Speed draws a crowd, whether you're a "car guy" or not. When the competition is neck-and-neck and the camera can barely keep up, it's hard to look away. That's why you know the Indianapolis 500 even if you're not an ardent follower of INDYCAR. You don't need to like NASCAR to know about the Daytona 500, and even if you have no idea what endurance racing is, you can associate "24 Hours of Daytona" and "the 12 Hours of Sebring" with "Paul Newman" and "Steve McQueen."
Then, there's the Pikes Peak International Hill Climb, or PPIHC for short. Unless you're into cars, I bet you've never heard of it. That's a shame, because it's absolutely one of our nation's greatest races.
WTF is Pikes Peak?
Pikes Peak is a hill-climb race, a one-way journey up a mountainous, 12.42-mile course outside of Colorado Springs. With 156 turns, the race culminates at the mountain's 14,115ft summit. Think of Pikes Peak as North America's version of the legendary Nurburgring.
In 1916, the very first race up Pikes Peak was designed to show off the power, reliability, and performance of the day's competitive cars. Today, the extremely dangerous course remains nearly the same as it was a century ago: virtually without guardrails, winding toward an altitude where the air is extremely thin.
The race up the mountain is no cake walk
There have been numerous crashes during attempts to set record times up the mountain, and even a few deaths. The fastest time yet recorded at Pikes Peak was Sebastien Loeb's at 8:13.878 -- eight hair-raising minutes of driving at the edge the car's capability along the side of a cliff. Competitors have one shot to make it happen, after just a few days of practice. That's it. No do-overs -- except in the case of another competitor's accident on the course.
The spectacle of Pikes Peak is chronicled fully in Climb Dance, a short film with jazzy undertones that shows the death-defying stunt work necessary to conquer the mountain in the days before everything was paved. If you haven't seen it, set aside the five minutes.
At Pikes Peak, anyone can compete, and anyone can be a winner. Unlike professional racing, the best part about Pikes Peak is that successfully climbing the mountain can turn an ordinary individual into a hero. Even the winners are largely anonymous. There is no Steph Curry of hill-climb racing, nor are there surplus Juan Pablo Montoyas.

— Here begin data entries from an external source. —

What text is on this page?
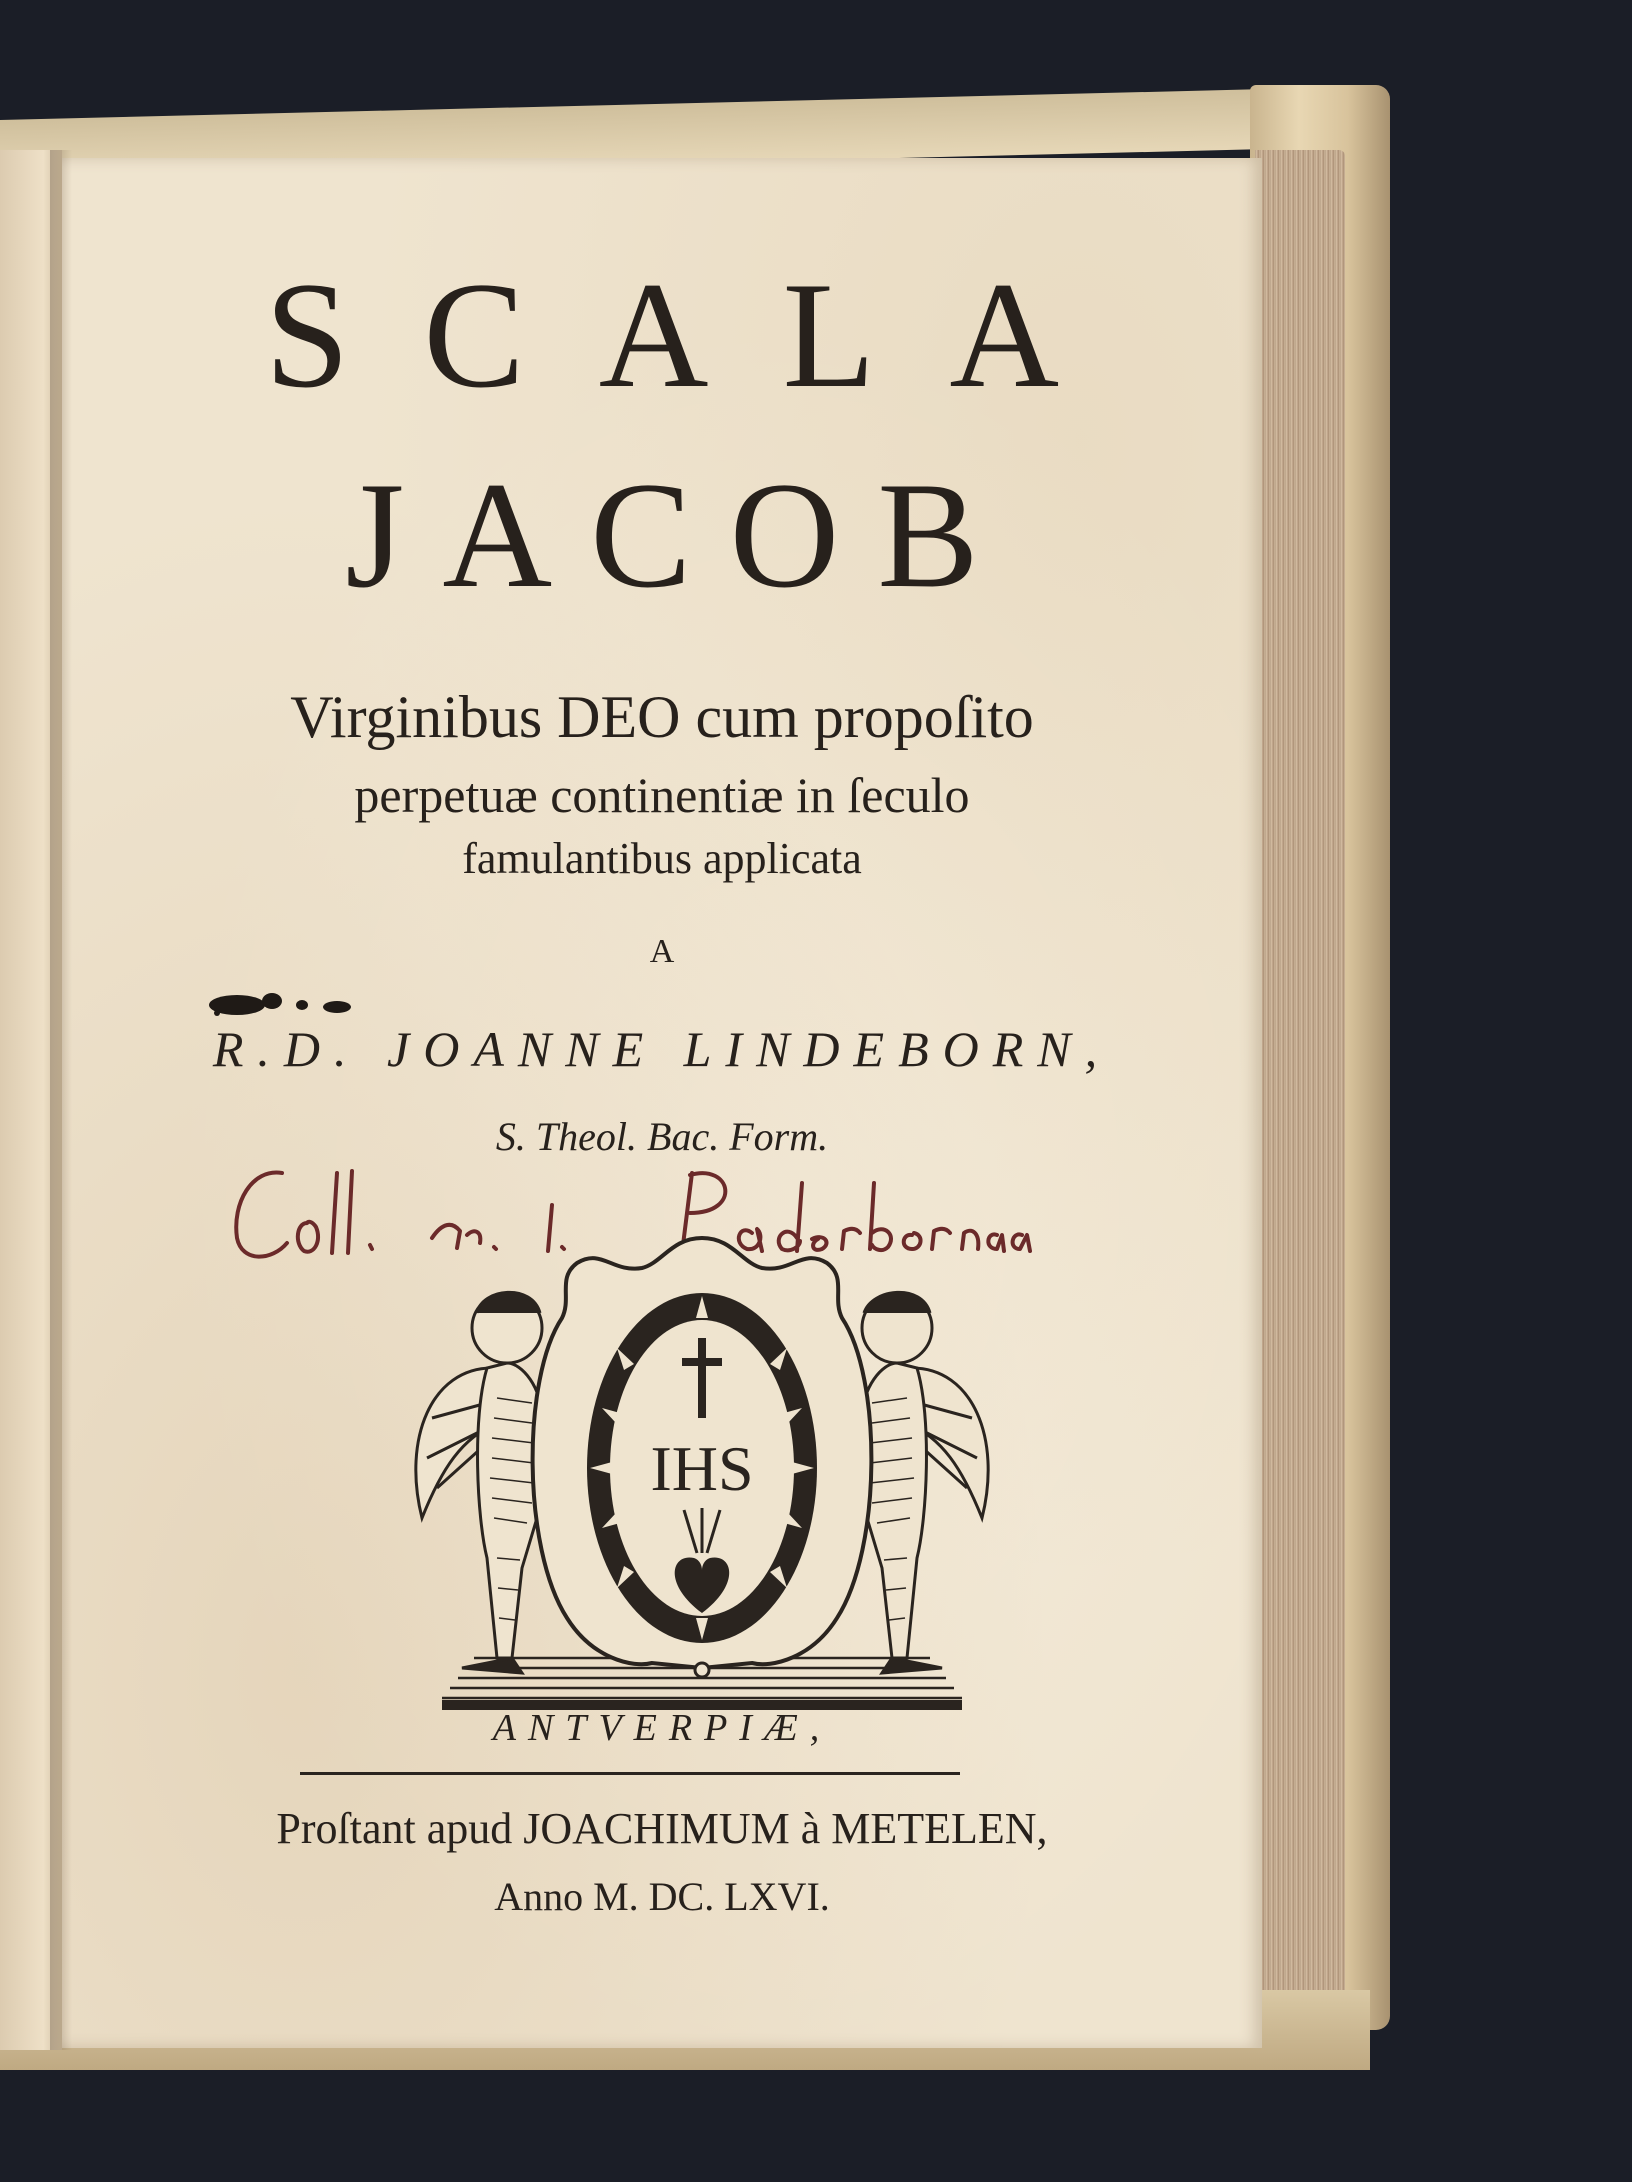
SCALA
JACOB
Virginibus DEO cum propoſito
perpetuæ continentiæ in ſeculo
famulantibus applicata
A
R.D. JOANNE LINDEBORN,
S. Theol. Bac. Form.
IHS
ANTVERPIÆ,
Proſtant apud JOACHIMUM à METELEN,
Anno M. DC. LXVI.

This year, I stood for almost 10 hours at the same corner (nicknamed Crystal Cove). You don't know fear until you've waited behind a crude guardrail as a vehicle hurtles straight at you at 110mph. It's impossible to know if the drivers will hit the apex and make the turn. Some don't. Most, thankfully, do.
You don't have to be on the starting grid to appreciate the variety of competitors, but it definitely helps. Motorcycles start the race, followed by three-wheeled sidecars, with four-wheeled cars and trucks bringing up the rear.
The greatest spectacle is watching the sidecar co-driver dangle alongside, hanging on for dear life while making sure the trike gets around the corner properly. This year, Honda and Acura amazed with three race-prepped variants of the NSX, including the totally electric four-motor EV.
Some of these competitors are straight-up certifiable. Toward the end of the day, which stretched from 7am to about 4pm, a modified Freightliner hauled up the hill, spewing diesel smoke everywhere.
So why have you never heard of it?
Despite the self-evident righteousness of the Pikes Peak event, hill climbs are more of a European style of racing that never fully caught on in the US. Plus, the Pikes Peak hill climb has always been overtly dangerous, which makes larger corporations a little skittish when it comes to sponsorship and participation. As a result, there's no one series of which the PPIHC is a part, as is the case with the 24 Hours of Daytona, the Indy 500, etc., which further reduces participation of the headline-grabbing drivers.
As for fans of the race? Only so many people (like yours truly) have the guts to stand along the twisting road as it goes up the mountain. And so it is that you've probably never seen or heard of the Pikes Peak hill climb, despite a century of history.
Even though no one has heard of this thing, these racers are gods in certain enthusiast circles. I was fortunate enough to join the reigning King of the Mountain, Carlin Dunne, who set the current two-wheeled record in 2012 at 9:52.819, for breakfast along with fellow racer Micky Dymond.
You might not have their posters on your walls, but both these guys are considered legends in any competition. In fact, toward the end of our meal, the cafe owners recognized them, came over with markers and a poster, and asked sheepishly for autographs. When the server handed me the black Sharpie, I was at once humbled and humiliated. I may have had the guts to stand on a corner of Pikes Peak, but there's no way I'm ever going up that thing on two wheels.